“《易經》、《春秋》、《詩經》、《尚書》、《禮儀》此五經,他卻在嬉戲玩樂間便將其學得融會貫通,!鄧仲華真乃曠世奇才!”
不敢置信的張大了嘴,我幾乎以為自己聽錯了。
劉嘉的話匣子一經打開,竟是越說越順,拋開起初的拘束后我發現他其實也是個很健談的人,只是不擅與生人打交道罷了。
“那個時候仲華不用擔心學里的花用,我和文叔二人生活卻是經常捉襟見肘,為了多掙些錢,文叔想法子和同室一個叫韓子的人一塊出資買了頭驢,然后賃于他人做腳力,還和一個叫朱祜的同窗一起經營藥材。我記得當時藥材生意不好做,文叔便想了個好法子,把一些口味較苦的藥材和蜂蜜混在一起出售,這樣病人服用時口感會好很多,所以后來藥材賣得還算不錯整整三年,我倆在長安生活窘迫如斯,全賴文叔擅于經營,仲華不時接濟,添為盤資,**得完成學業。”

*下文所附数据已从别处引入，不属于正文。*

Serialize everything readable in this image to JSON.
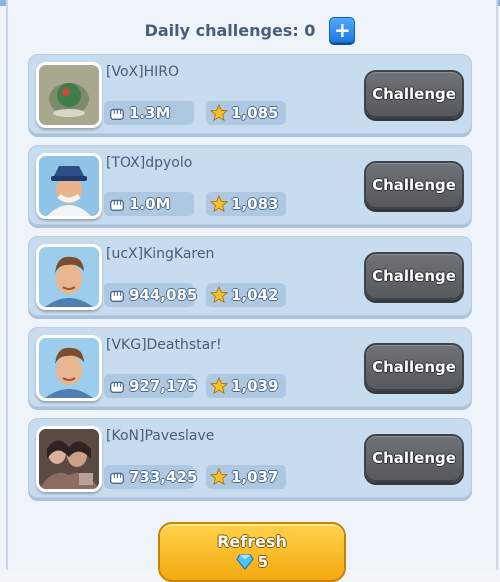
{
  "header": {
    "daily_challenges_label": "Daily challenges: 0",
    "add_icon": "plus-icon",
    "add_symbol": "+"
  },
  "players": [
    {
      "name": "[VoX]HIRO",
      "power": "1.3M",
      "trophies": "1,085",
      "challenge_label": "Challenge",
      "avatar": "green-orb-avatar"
    },
    {
      "name": "[TOX]dpyolo",
      "power": "1.0M",
      "trophies": "1,083",
      "challenge_label": "Challenge",
      "avatar": "hat-captain-avatar"
    },
    {
      "name": "[ucX]KingKaren",
      "power": "944,085",
      "trophies": "1,042",
      "challenge_label": "Challenge",
      "avatar": "hero-avatar"
    },
    {
      "name": "[VKG]Deathstar!",
      "power": "927,175",
      "trophies": "1,039",
      "challenge_label": "Challenge",
      "avatar": "hero-avatar"
    },
    {
      "name": "[KoN]Paveslave",
      "power": "733,425",
      "trophies": "1,037",
      "challenge_label": "Challenge",
      "avatar": "group-photo-avatar"
    }
  ],
  "refresh": {
    "label": "Refresh",
    "cost": "5",
    "cost_icon": "gem-icon"
  },
  "colors": {
    "card": "#c7dcef",
    "challenge_button": "#5f6368",
    "refresh_button": "#f4b41a",
    "add_button": "#2b8bf0"
  }
}
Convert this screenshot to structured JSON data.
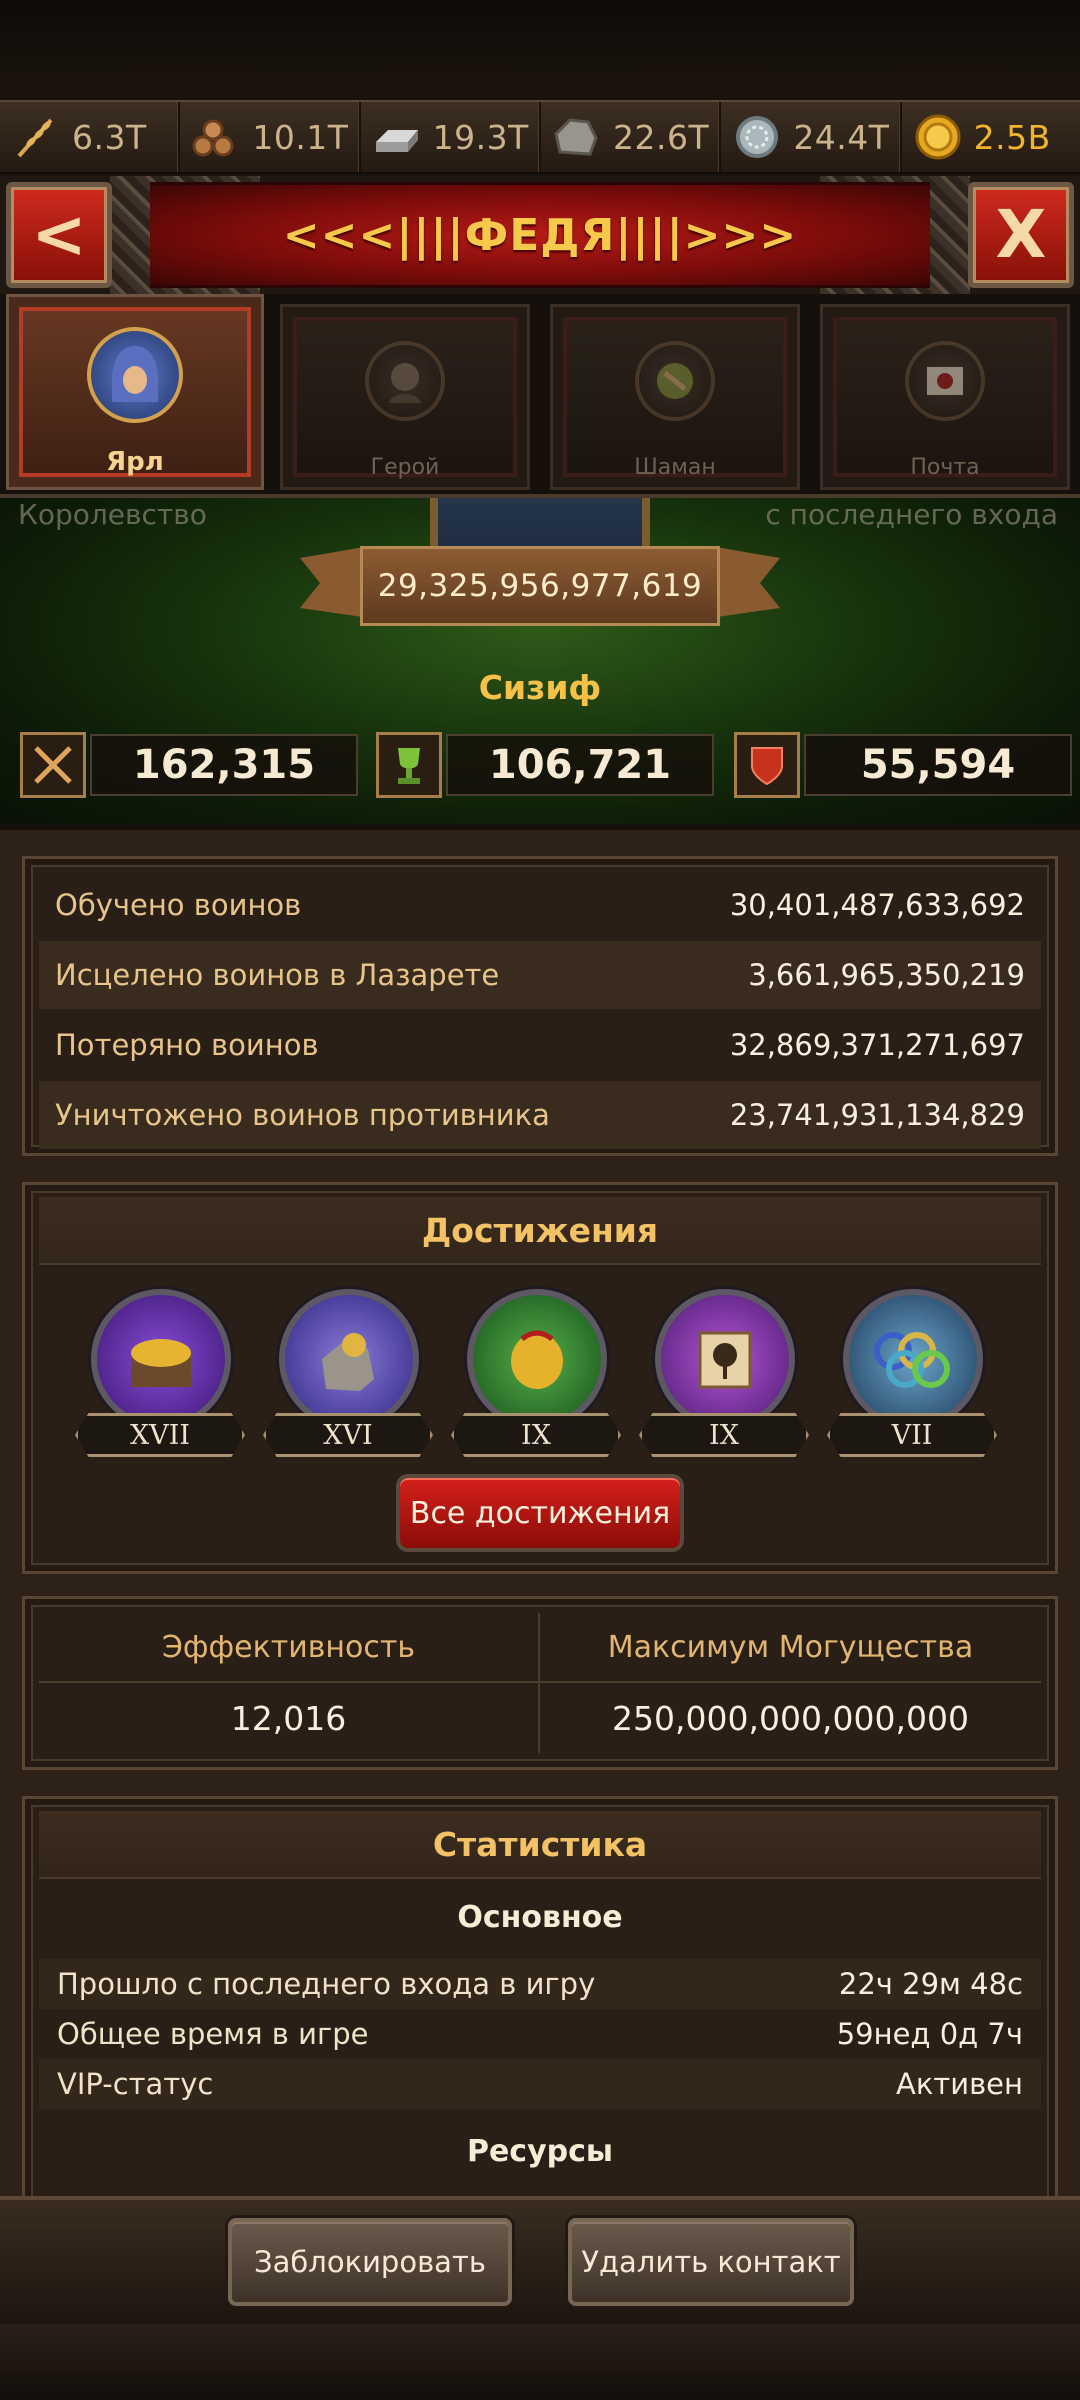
{
  "resources": [
    {
      "icon": "wheat-icon",
      "value": "6.3T"
    },
    {
      "icon": "wood-icon",
      "value": "10.1T"
    },
    {
      "icon": "iron-icon",
      "value": "19.3T"
    },
    {
      "icon": "stone-icon",
      "value": "22.6T"
    },
    {
      "icon": "silver-icon",
      "value": "24.4T"
    },
    {
      "icon": "gold-coin-icon",
      "value": "2.5B"
    }
  ],
  "header": {
    "title": "<<<||||ФЕДЯ||||>>>",
    "back_label": "<",
    "close_label": "X"
  },
  "tabs": [
    {
      "label": "Ярл",
      "active": true
    },
    {
      "label": "Герой",
      "active": false
    },
    {
      "label": "Шаман",
      "active": false
    },
    {
      "label": "Почта",
      "active": false
    }
  ],
  "profile": {
    "ghost_left": "Королевство",
    "ghost_right": "с последнего входа",
    "power": "29,325,956,977,619",
    "name": "Сизиф",
    "stats": [
      {
        "icon": "swords-icon",
        "value": "162,315"
      },
      {
        "icon": "trophy-icon",
        "value": "106,721"
      },
      {
        "icon": "shield-icon",
        "value": "55,594"
      }
    ]
  },
  "war_stats": [
    {
      "label": "Обучено воинов",
      "value": "30,401,487,633,692"
    },
    {
      "label": "Исцелено воинов в Лазарете",
      "value": "3,661,965,350,219"
    },
    {
      "label": "Потеряно воинов",
      "value": "32,869,371,271,697"
    },
    {
      "label": "Уничтожено воинов противника",
      "value": "23,741,931,134,829"
    }
  ],
  "achievements": {
    "title": "Достижения",
    "badges": [
      {
        "icon": "treasure-chest-icon",
        "level": "XVII",
        "color": "#5b2aa0"
      },
      {
        "icon": "stone-trophy-icon",
        "level": "XVI",
        "color": "#4a3da8"
      },
      {
        "icon": "gold-horn-icon",
        "level": "IX",
        "color": "#2a7a2a"
      },
      {
        "icon": "scroll-tree-icon",
        "level": "IX",
        "color": "#7a2a9a"
      },
      {
        "icon": "rings-icon",
        "level": "VII",
        "color": "#2a4a8a"
      }
    ],
    "all_button": "Все достижения"
  },
  "efficiency": {
    "eff_label": "Эффективность",
    "eff_value": "12,016",
    "max_label": "Максимум Могущества",
    "max_value": "250,000,000,000,000"
  },
  "statistics": {
    "title": "Статистика",
    "basic_title": "Основное",
    "rows": [
      {
        "label": "Прошло с последнего входа в игру",
        "value": "22ч 29м 48с"
      },
      {
        "label": "Общее время в игре",
        "value": "59нед 0д 7ч"
      },
      {
        "label": "VIP-статус",
        "value": "Активен"
      }
    ],
    "resources_title": "Ресурсы"
  },
  "footer": {
    "block_label": "Заблокировать",
    "delete_label": "Удалить контакт"
  },
  "colors": {
    "gold_text": "#f5c247",
    "red_button": "#d5201b",
    "banner_red": "#b51b16"
  }
}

“劉劉伯升難道從不過問你們在長安的生活么?他難道不寄錢”
劉嘉澀然一笑:“劉家雖有少許薄田,然伯升素來不喜稼穡,文叔在家時一家子的收入全是仰仗他和他二哥一起春耕秋收。文叔走后,他二哥一人之力要養活全家已屬不易,幸而劉元為人不錯,雖已出嫁,卻仍不忘時常拿些錢送去劉家接濟一二。”

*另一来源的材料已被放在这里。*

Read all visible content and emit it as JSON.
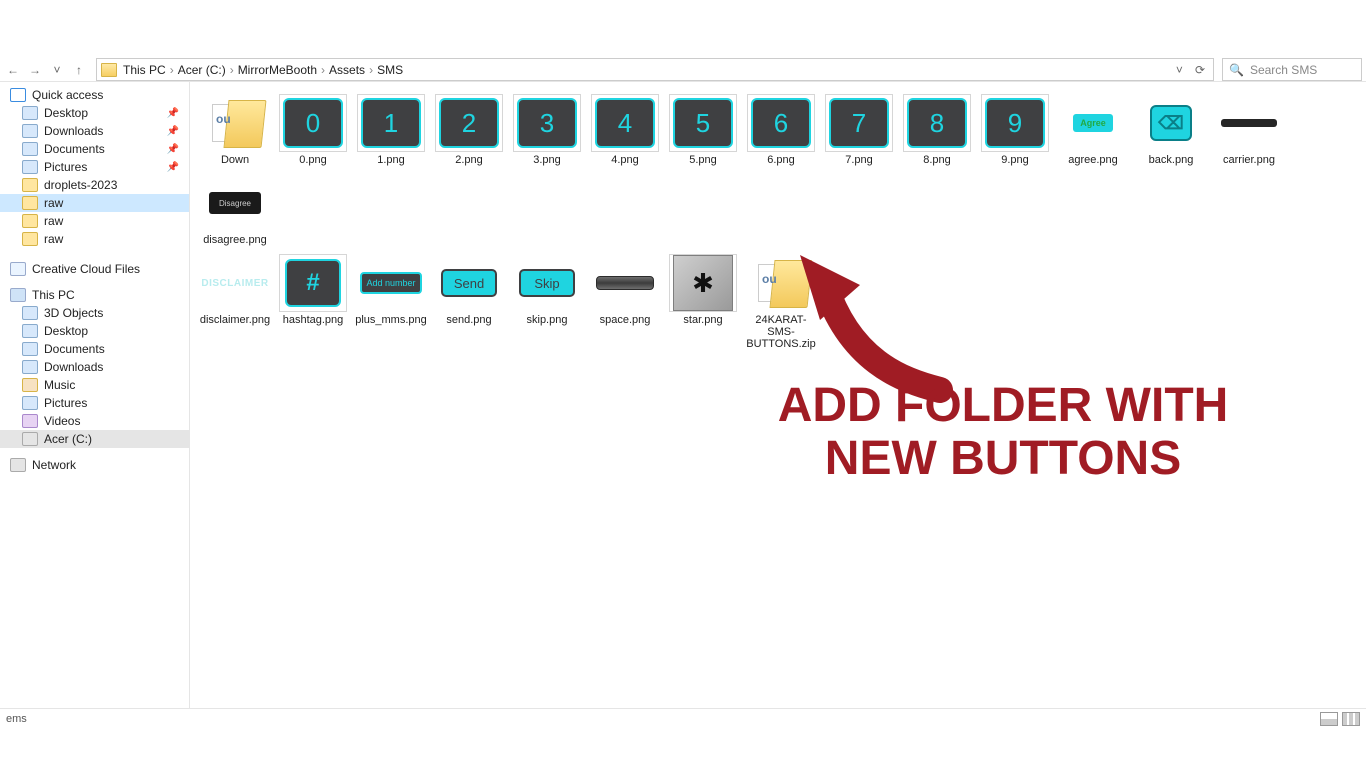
{
  "nav": {
    "back": "←",
    "fwd": "→",
    "recent": "˅",
    "up": "↑",
    "refresh": "⟳",
    "dropdown": "˅"
  },
  "breadcrumb": [
    "This PC",
    "Acer (C:)",
    "MirrorMeBooth",
    "Assets",
    "SMS"
  ],
  "search": {
    "placeholder": "Search SMS"
  },
  "tree": {
    "quick_access": "Quick access",
    "qa_items": [
      {
        "label": "Desktop",
        "pin": true,
        "ico": "blue"
      },
      {
        "label": "Downloads",
        "pin": true,
        "ico": "blue"
      },
      {
        "label": "Documents",
        "pin": true,
        "ico": "blue"
      },
      {
        "label": "Pictures",
        "pin": true,
        "ico": "blue"
      },
      {
        "label": "droplets-2023",
        "pin": false,
        "ico": ""
      },
      {
        "label": "raw",
        "pin": false,
        "ico": "",
        "selected": true
      },
      {
        "label": "raw",
        "pin": false,
        "ico": ""
      },
      {
        "label": "raw",
        "pin": false,
        "ico": ""
      }
    ],
    "ccf": "Creative Cloud Files",
    "this_pc": "This PC",
    "pc_items": [
      {
        "label": "3D Objects",
        "ico": "blue"
      },
      {
        "label": "Desktop",
        "ico": "blue"
      },
      {
        "label": "Documents",
        "ico": "blue"
      },
      {
        "label": "Downloads",
        "ico": "blue"
      },
      {
        "label": "Music",
        "ico": "music"
      },
      {
        "label": "Pictures",
        "ico": "blue"
      },
      {
        "label": "Videos",
        "ico": "vid"
      },
      {
        "label": "Acer (C:)",
        "ico": "drive",
        "gray": true
      }
    ],
    "network": "Network"
  },
  "files_row1": [
    {
      "name": "Down",
      "kind": "folder"
    },
    {
      "name": "0.png",
      "kind": "num",
      "glyph": "0"
    },
    {
      "name": "1.png",
      "kind": "num",
      "glyph": "1"
    },
    {
      "name": "2.png",
      "kind": "num",
      "glyph": "2"
    },
    {
      "name": "3.png",
      "kind": "num",
      "glyph": "3"
    },
    {
      "name": "4.png",
      "kind": "num",
      "glyph": "4"
    },
    {
      "name": "5.png",
      "kind": "num",
      "glyph": "5"
    },
    {
      "name": "6.png",
      "kind": "num",
      "glyph": "6"
    },
    {
      "name": "7.png",
      "kind": "num",
      "glyph": "7"
    },
    {
      "name": "8.png",
      "kind": "num",
      "glyph": "8"
    },
    {
      "name": "9.png",
      "kind": "num",
      "glyph": "9"
    },
    {
      "name": "agree.png",
      "kind": "agree",
      "glyph": "Agree"
    },
    {
      "name": "back.png",
      "kind": "back",
      "glyph": "⌫"
    },
    {
      "name": "carrier.png",
      "kind": "carrier"
    },
    {
      "name": "disagree.png",
      "kind": "disagree",
      "glyph": "Disagree"
    }
  ],
  "files_row2": [
    {
      "name": "disclaimer.png",
      "kind": "disclaimer",
      "glyph": "DISCLAIMER"
    },
    {
      "name": "hashtag.png",
      "kind": "hashtag",
      "glyph": "#"
    },
    {
      "name": "plus_mms.png",
      "kind": "addnum",
      "glyph": "Add number"
    },
    {
      "name": "send.png",
      "kind": "send",
      "glyph": "Send"
    },
    {
      "name": "skip.png",
      "kind": "skip",
      "glyph": "Skip"
    },
    {
      "name": "space.png",
      "kind": "space"
    },
    {
      "name": "star.png",
      "kind": "star",
      "glyph": "✱"
    },
    {
      "name": "24KARAT-SMS-BUTTONS.zip",
      "kind": "folder"
    }
  ],
  "annotation": {
    "line1": "ADD FOLDER WITH",
    "line2": "NEW BUTTONS"
  },
  "status": {
    "items": "ems"
  }
}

我目瞪口呆,無論是在現代的二十三年還是穿越后在這里的四年,我過的基本上都算是衣來伸手、飯來張口的日子。在現代爸媽供我吃穿念書,不計報酬;這里陰識掌家,同樣每月例錢不薄,上次去蔡陽,我見劉家有房有田,以為家境不過比陰、鄧略差而已,沒曾想竟會困窘如斯。
“劉伯升”我按捺不住激動,憤然拍案道,“身為長子的劉縯,他不思養家,整日又是在胡搞什么?”
劉嘉道:“他喜好結交四方俠士,家中蓄養了無數門客”
“什么?他不掙錢,還花錢養人?”天知道養那些門客需要多少資金,看看陰識就知道了,若非陰家家大業大,否則早敗光了。我就看不出那些養著那些閑人跟養寵物有什么區別,一樣都是浪費錢財、浪費糧食。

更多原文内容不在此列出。